Near real-time automatic speech recognition using speaker change events
Publication Date: 2010-Nov-21
The IP.com Prior Art Database
Disclosed is a method for a practical Automatic Speech Recognition (ASR) in the context of audio (and video) multi-party conference meetings, while maintaining low delay and recognition accuracy.
Page 01 of 3
Disclosed is a method for near real time ASR to be used in
multi-party conference calls. The need for results in
real-time or near real-time is strong, for example when a
person want to catch-up what he missed from the meeting start
or when there is a need to find relevant live meetings. The
disclosure relates to this need and brings a practical
solution with acceptable results, compared to post-processing
process and in many cases even better than a post-processing
on a mixed audio stream.
Automatic speech recognition (ASR) in the context of
audio (and video) conference calls is being developed for a
long period, having mixed success:
Systems that were extensively trained for specific user
("user enrollment") bring good results in case the user is
being identified reliably , but it is not practical for
server-side processing in systems with thousands of clients.

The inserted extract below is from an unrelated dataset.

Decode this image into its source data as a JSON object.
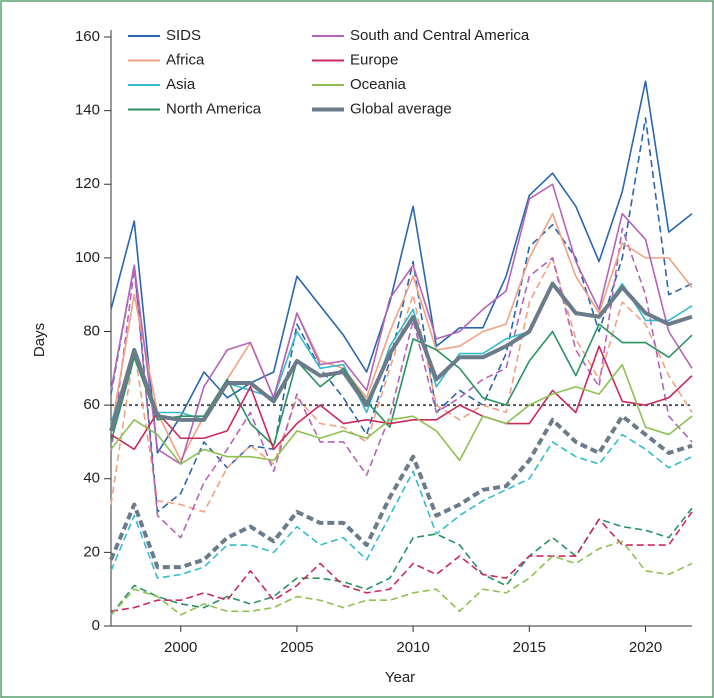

Systems that process speech in post-processing (multi-pass
decoder) , have improved accuracy, but doesn't fulfill all
the needs, as in many cases real-time or near real-time
results are required.
Systems that process speech in real-time have unacceptable
accuracy results (even if they have built in adaptation,
because we are in a multi-speaker environment).
The proposed system processes a meeting audio stream in a
real-time, splitting it to a small segments, but big enough
for an effective ASR process.
The split performed using predefined thresholds for minimal
and maximal segment length and using active speaker changes
events, in order to create optimal segments. The goal is to
create relatively small segments with minimal number of
various speakers. The ASR service is usually able better to
update the model for one or a small number of speakers than
for a big plurality of speakers. With small threshold values,
there is a big chance for segments with one speaker only.
Near real-time processing with much better results than a
real-time processing results